WASHINGTON -- Gen. Colin Powell said on Thursday that he and other senior military commanders never received warnings from the CIA about the presence of chemical weapons in areas of southern Iraq where American troops blew up Iraqi ammunition depots shortly after the 1991 Persian Gulf war.
"If I was still in office, I would be raping and pillaging throughout the intelligence and operational community to get to the bottom of this," the retired general said in testimony to the Senate Veterans Affairs Committee. "Frankly, the events of the last few days are somewhat outrageous with respect to who knew what when."
Powell, the chairman of the Joint Chiefs of Staff during the war, was referring to the disclosure by the CIA last week that it had detailed intelligence before and during the war to suggest that chemical weapons might be stored at the Kamisiyah ammunition depot in southern Iraq.
The vast depot was blown up by American soldiers shortly after the war, potentially exposing thousands of troops to low levels of nerve gas.
The CIA has acknowledged that the intelligence was not passed on to the Pentagon, although it has insisted that the U.S. Central Command, the element of the Defense Department that oversaw the American-led allied force in the gulf, was warned in some detail.
Despite the agency's assertion, Powell said he knew of no senior commander who received the warnings, either at the Pentagon or in the Persian Gulf. He said that "none of us" had "any reason to believe that the blowing up of these bunkers was exposing our troops to a hazard for which they were not prepared."
"I think there is obviously a failure here in that there were messages and information with respect to Kamisiyah that certainly should have been passed, and passed not just at routine intelligence levels but at the highest command and supervisory levels at the Pentagon," he said.
"In the course of those destructions, I never received any reports or suggestions that there were known locations, there were known stockpiles of any chemical weapons either in bunkers or pits or in any way, fashion or form," he continued. "I just never received any such information."
His comments appeared to heighten the fingerpointing between the CIA and the military over responsibility for the possible chemical release at Kamisiyah, an event that was acknowledged by the Pentagon only last June after years of denials that there was evidence to suggest American troops had been exposed to Iraqi chemical weapons.
The CIA had no formal response to Powell's comments, although an agency official said that "our record is clear on this" and that "while this information didn't go to the Pentagon, it did go to Central Command."
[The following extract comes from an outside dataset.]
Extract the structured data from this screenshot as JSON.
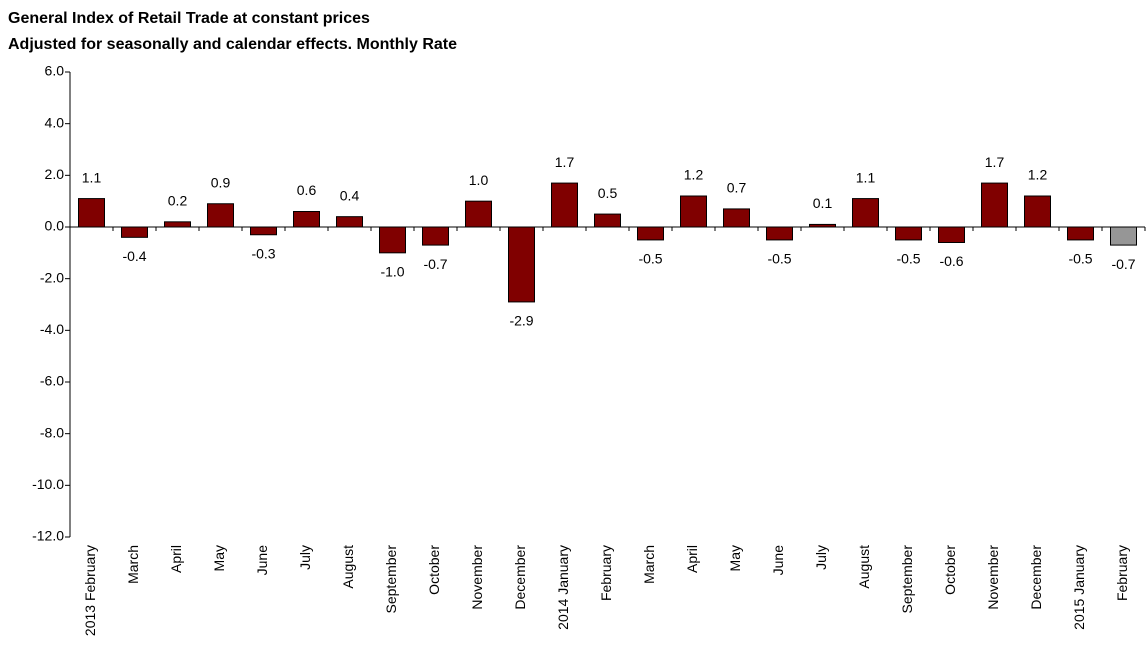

Central Command was led during the war by Gen. H. Norman Schwarzkopf, who has testified previously that he had no intelligence information during the war to raise any concern about the Kamisiyah depot.
Although treated gingerly by senators who clearly understood Powell's star power and his poll numbers, he was placed on the defensive at times by some of the questioning at Thursday's hearing.
"I reject any suggestion that somehow we were indifferent to the needs of our troops," he said, insising that the Defense Department had made "every effort to give our troops the best that American technology and all of our research and development had provided and developed over the last 40 years" in protection from chemical weapons.
Powell said ailing veterans who believe that their health problems are the result of their service in the gulf war should be given the benefit of the doubt.
"I do not know if those illnesses are the result of the service in the gulf or not, but I think we have to keep that as an operating hypothesis until we find out otherwise," he said. "I think compensation is certainly appropriate."
But he said he was still not convinced that troops had been exposed to chemical weapons at Kamisiyah, despite the mounting evidence that a cloud of nerve gas was released from the depot.
"I think it is still unclear whether there was a release of chemical agent as a result of the destruction of those bunkers," he said. "I don't know and have no way of knowing whether or not those explosions resulted in a release of chemical weapons that could have presented a danger to our troops in the region."
There is still no proof that any American soldiers were made ill from exposure to chemical weapons that may have been released at Kamisiyah -- or anywhere else in the gulf, for that matter. There were no immediate reports of illness at the time of the demolition, and scientists are divided on whether exposure to extremely low levels of nerve gas can lead to chronic health problems.